Is the government’s stress test favouring Wall Street firms over regional banks? That’s what an analysis from the Associated Press indicates.
A Federal Reserve document obtained by the AP shows that the stress tests take a harsher view of loans than of other troubled assets. This would mean that banks holding large loan portfolios would be viewed as being at greater risk than banks holding derivatives and debt securities. Wall Street’s former investment banks and the megabanks—JP Morgan, Citi and Bank of America—have large securities holdings, while regional banks tend to have a relatively larger portfolio of loans.
The AP raises the possibility that the reason the tests are biased in this way isn’t because the whole loan portfolios are actually riskier but because regulators want to make the Wall Street firms and the big banks look healthier. Because these banks are more interconnected to the global financial system, their failure—even if that failure is viewed just in terms of failing a regulatory test—would pose severe systemic risk.

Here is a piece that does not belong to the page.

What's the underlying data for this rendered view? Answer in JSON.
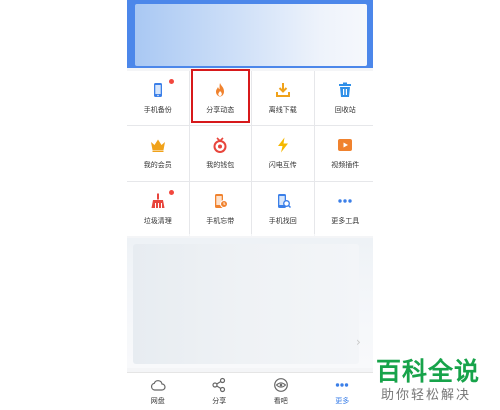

Of course, a real failure would pose even more economic risk. If this allegation is true, it means the government is willing to use the stress test as a cosmetic aid to banks holding toxic assets. This could undermine both the utility of the tests to detect underlying risk and the market’s confidence in the tests to reveal risk.
Under at least one of the scenarios under the stress tests, it is assumed that banks will see “no further losses” on securitized debt. That sounds dangerously optimistic. Losses on the individual loans are assumed to be as high as 20 per cent, which might also be too optimistic but at least isn’t pie-in-the-sky.
For now, no one is commenting about this. Not the banks. Not the regulators. But as this story spreads, government officials will have to address it at some point.